People took part in a demonstration calling for an end to far-right violence in Helsinki on 20 June 2024. The Finnish government’s draft action plan for combating racism and promoting equality has been welcomed as a small step in the right direction, albeit one that falls short in terms of concrete action and several minority groups. (Vesa Moilanen – Lehtikuva)


THE GOVERNMENT of Prime Minister Petteri Orpo’s (NCP) draft action plan for combating racism and promoting equality received plenty of criticism during the public consultation round that ended on 10 June, reports Helsingin Sanomat.

Many of the institutions and organisations that commented on the draft plan described it as a step in the right direction, albeit one that all but neglects some minority groups.

Islamophobia, for example, is not recognised as a form of racism in the draft plan judging by the lack of measures set forth to combat it, estimated the Finnish Muslim Forum. This, the forum argued, is an indication that the government has not recognised the phenomenon as a societal problem or is reluctant to recognise its existence.

Antigypsyism is similarly not mentioned in the plan, observed the Finnish Roma Association.

The government dedicated an entire section on combating antisemitism, a problem that was identified as important in many of the comments. The Finnish Institute for Health and Welfare (THL), though, was one of several organisations that gauged that the section was asymmetric in light of the attention expended to other minority groups.

“In the three-year action plan, 1.2 million euros, meaning almost a fifth of the total budget, has been allocated for a single minority group,” wrote THL.

The government justified the emphasis by citing a recommendation issued by the European Commission.

The Ombudsman for Equality estimated that the draft plan fails to forward measures to combat structural discrimination, a covert form of discrimination that is manifested in, for example, hiring processes.

Most of the measures set forth in the plan deal with organising events and training seminars, producing assessments and reports, and supporting existing stakeholders such as the Truth and Reconciliation Commission Concerning the Sámi People. The City of Oulu reminded that the effectiveness of campaigns and trainings has been shown to be limited, and that there should be no shortage of research data on racism.

“If resources are scarce, should they be used not only to examine the current situation but also to weed out racism?” it asked.

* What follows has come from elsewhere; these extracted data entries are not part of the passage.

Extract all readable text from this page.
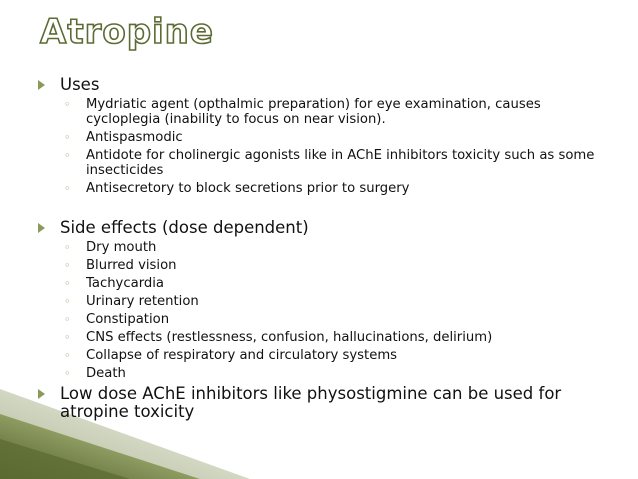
Atropine
Uses
◦ Mydriatic agent (opthalmic preparation) for eye examination, causes cycloplegia (inability to focus on near vision).
◦ Antispasmodic
◦ Antidote for cholinergic agonists like in AChE inhibitors toxicity such as some insecticides
◦ Antisecretory to block secretions prior to surgery
Side effects (dose dependent)
◦ Dry mouth
◦ Blurred vision
◦ Tachycardia
◦ Urinary retention
◦ Constipation
◦ CNS effects (restlessness, confusion, hallucinations, delirium)
◦ Collapse of respiratory and circulatory systems
◦ Death
Low dose AChE inhibitors like physostigmine can be used for atropine toxicity
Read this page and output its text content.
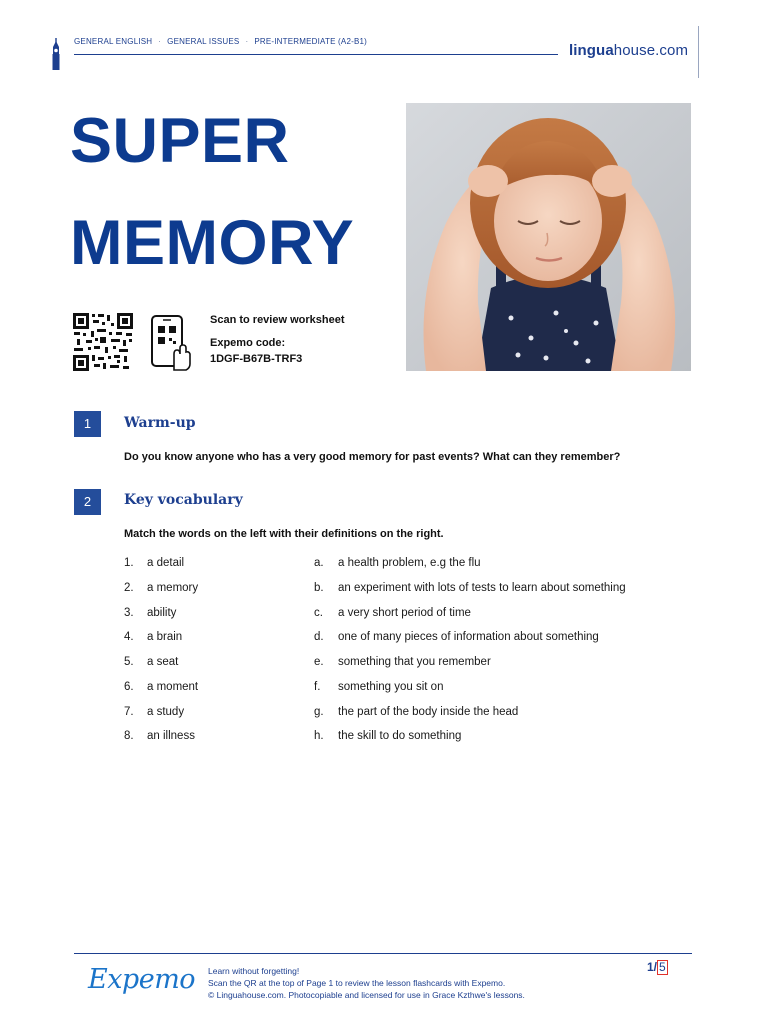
GENERAL ENGLISH · GENERAL ISSUES · PRE-INTERMEDIATE (A2-B1)
linguahouse.com
SUPER
MEMORY
Scan to review worksheet
Expemo code:
1DGF-B67B-TRF3
1	Warm-up
Do you know anyone who has a very good memory for past events? What can they remember?
2	Key vocabulary
Match the words on the left with their definitions on the right.
1. a detail	a. a health problem, e.g the flu
2. a memory	b. an experiment with lots of tests to learn about something
3. ability	c. a very short period of time
4. a brain	d. one of many pieces of information about something
5. a seat	e. something that you remember
6. a moment	f. something you sit on
7. a study	g. the part of the body inside the head
8. an illness	h. the skill to do something
Expemo Learn without forgetting!
Scan the QR at the top of Page 1 to review the lesson flashcards with Expemo.
© Linguahouse.com. Photocopiable and licensed for use in Grace Kzthwe's lessons.
1/ 5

The draft plan also lacks clear objectives and mechanisms for measuring progress, according to many of the comments submitted during the consultation window. The Finnish League for Human Rights stated that many of the measures detailed in the draft action plan are “fairly general” and employ verbs such as “assess” and “plan”.

The government itself outlined that the plan focuses on “active, concrete measures”.

“What concrete changes these measures are intended to cause and how they will be implemented is left unclear,” the League for Human Rights wrote. “The most serious problem in regards to a systematic effort to combat racism is that the draft action plan and its objectives contradict the government’s own policies. Even a good plan will not help if you are simultaneously pushing through several bills that undermine human rights.”

“Although the action plan proposes many commendable measures to combat racism and promote equality, the broad-based negative revisions to the position and rights of people seeking protection and moving into the country challenge the credibility of the action plan,” echoed the National Council of Women in Finland.

There were questions also about the amendments to the criminal code forwarded in the draft plan, such as the criminalisation of holocaust denial and the use of communist and Nazi symbols.

The League for Human Rights also highlighted that the plan contains no measures to tackle hate speech, reminding that the lack of such measures has also caught the attention of the UN Human Rights Committee.

The European Commission in 2022 launched an infringement procedure against Finland, taking issue especially with the narrow scope of application of the section in the criminal code on ethnic agitation. Minister of Justice Leena Meri (PS) dissolved a task force appointed to mull over racist crimes in April.

“In light of these actions, it is evident that the government lacks the political will to utilise the criminal code to combat racism,” viewed the League for Human Rights.

The government devised the action plan in response to widespread outrage about the racist actions, online comments and private messages of ex-Minister of Economic Affairs Vilhelm Junnila (PS), Minister of Finance Riikka Purra (PS) and Minister of Economic Affairs Wille Rydman (PS).